Dengan kemenyan mengepul, mata terpejam dengan khusuk, seorang nenek tertatih menyusuri pematang sawah. Urat rentanya seakan mendapat energi lebih dari padi keemasan yang sebentar lagi dituai.

Barangkali Anda yang tinggal di kota tak mengenal adegan di atas, upacara wiwit yang dilakukan sebelum panen. Dulu waktu saya kecil, saya begitu semangat membantu (tepatnya ngrecokin) nenek saya (RIP)dengan upacara wiwit. Saya senang sekali waktu itu karena bisa makan nasi dibungkus daun pisang di tengah sawah, tanpa cuci tangan, bersama teman2 di desa yang 'klumut' (lusuh). Keharuman nasi itu masih teringat hingga sekarang..

Masyarakat Jawa Tengah, termasuk nenek saya sangat menghormati Mbok Sri (Dewi Sri) sang dewi padi. Mereka memperlakukan malai badi laksana rambut sang dewi sehingga disediakan cermin, sisir dan minyk rambut. Tak hanya sebatas 'kesintingan' yang tak masuk akal, tetapi kesabaran menunggu hasil panen. Padi jaman dulu (sebelum dikenalkan dengan IR)panennya hanya dua kali setahun. Oleh karena itu beras adalah barang mewah. Namun bukan berarti mereka lapar. Ada singkong dan jagung (yang juga varietas tradisional) yang bisa dimakan. Kala itu, mereka tak merasa miskin karena hanya makan singkong.

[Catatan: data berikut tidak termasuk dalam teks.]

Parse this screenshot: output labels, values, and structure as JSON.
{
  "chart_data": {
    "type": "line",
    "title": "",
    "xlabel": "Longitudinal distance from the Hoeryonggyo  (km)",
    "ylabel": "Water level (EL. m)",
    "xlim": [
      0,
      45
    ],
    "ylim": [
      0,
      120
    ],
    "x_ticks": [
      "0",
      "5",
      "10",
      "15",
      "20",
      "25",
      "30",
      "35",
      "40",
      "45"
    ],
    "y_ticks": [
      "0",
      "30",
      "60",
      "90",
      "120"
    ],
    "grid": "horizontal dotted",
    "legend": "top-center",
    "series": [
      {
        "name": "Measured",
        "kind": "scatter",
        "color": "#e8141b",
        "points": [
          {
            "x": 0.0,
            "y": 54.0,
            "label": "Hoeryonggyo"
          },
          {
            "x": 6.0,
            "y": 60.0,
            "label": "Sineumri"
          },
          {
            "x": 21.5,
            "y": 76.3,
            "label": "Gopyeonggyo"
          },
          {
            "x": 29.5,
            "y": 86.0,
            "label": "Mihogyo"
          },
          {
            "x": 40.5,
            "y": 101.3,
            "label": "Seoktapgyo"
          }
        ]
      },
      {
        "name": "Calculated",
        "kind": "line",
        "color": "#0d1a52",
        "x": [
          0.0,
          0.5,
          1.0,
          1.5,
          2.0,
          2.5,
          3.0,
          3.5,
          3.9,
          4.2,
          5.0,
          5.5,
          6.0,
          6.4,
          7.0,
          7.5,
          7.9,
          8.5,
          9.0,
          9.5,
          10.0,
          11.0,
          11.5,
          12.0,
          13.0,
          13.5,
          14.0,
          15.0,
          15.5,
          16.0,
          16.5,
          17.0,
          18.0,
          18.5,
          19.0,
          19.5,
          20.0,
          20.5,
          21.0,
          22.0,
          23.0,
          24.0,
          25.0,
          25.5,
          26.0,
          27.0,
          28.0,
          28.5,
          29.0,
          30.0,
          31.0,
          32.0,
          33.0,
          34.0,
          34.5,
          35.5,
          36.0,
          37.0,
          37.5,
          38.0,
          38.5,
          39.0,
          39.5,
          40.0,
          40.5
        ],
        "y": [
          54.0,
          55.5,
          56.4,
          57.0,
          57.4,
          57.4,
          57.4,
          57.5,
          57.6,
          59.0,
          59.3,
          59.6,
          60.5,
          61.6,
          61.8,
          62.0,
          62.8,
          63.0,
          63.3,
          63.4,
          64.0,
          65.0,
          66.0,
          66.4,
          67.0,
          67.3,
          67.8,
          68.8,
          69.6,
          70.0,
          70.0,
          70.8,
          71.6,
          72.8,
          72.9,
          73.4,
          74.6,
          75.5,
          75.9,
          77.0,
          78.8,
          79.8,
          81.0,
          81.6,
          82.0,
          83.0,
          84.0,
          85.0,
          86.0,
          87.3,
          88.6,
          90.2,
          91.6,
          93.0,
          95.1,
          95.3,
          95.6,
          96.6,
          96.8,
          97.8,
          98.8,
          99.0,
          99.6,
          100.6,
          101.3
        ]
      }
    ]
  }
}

Lalu padi menjadi makanan yang wajib dikonsumsi. Makan singkong identik dengan kampungan (baca : terbelakang) dengan sebutan Anak Singkong. Makan jagung disebut sebagai kekurangan makan. Lalu Mbok Sri-pun 'dipaksa' secepatnya untuk segera dewasa. Mbok Sri yang cepat dewasa itu akan menghasilkan banyak beras dalam waktu singkat. Harusnya masyarakat tak lagi lapar.

Namun sayang, Mbok Sri jual mahal,tak lagi kenal dengan nenek saya dan juga orang2 dusun lainnya. Ia pindah ke menara gading. Tak semua bisa mengakses beras. Ketika singkong dan jagung dianggap makanan rendahan, masyarakat justru makan nasi aking. Saya kira itu dulu hanya dimakan oleh bebek. Padahal bebek kalau tidak digembala di sawah, akan mandul ga keluar telur kalau hanya makan nasi aking.

Di tengah kelaparan itu,banyak pihak mengajari masyarakat untuk mimpi dan budaya instan. Indikasinya, sinetron lampu ajaib dengan jin yang bisa mewujudkan segala keinginan laris manis. Ikut bisnis mudah hasilnya jutaan rupiah. Segalanya mau cepat, siap saji, tak perlu susah.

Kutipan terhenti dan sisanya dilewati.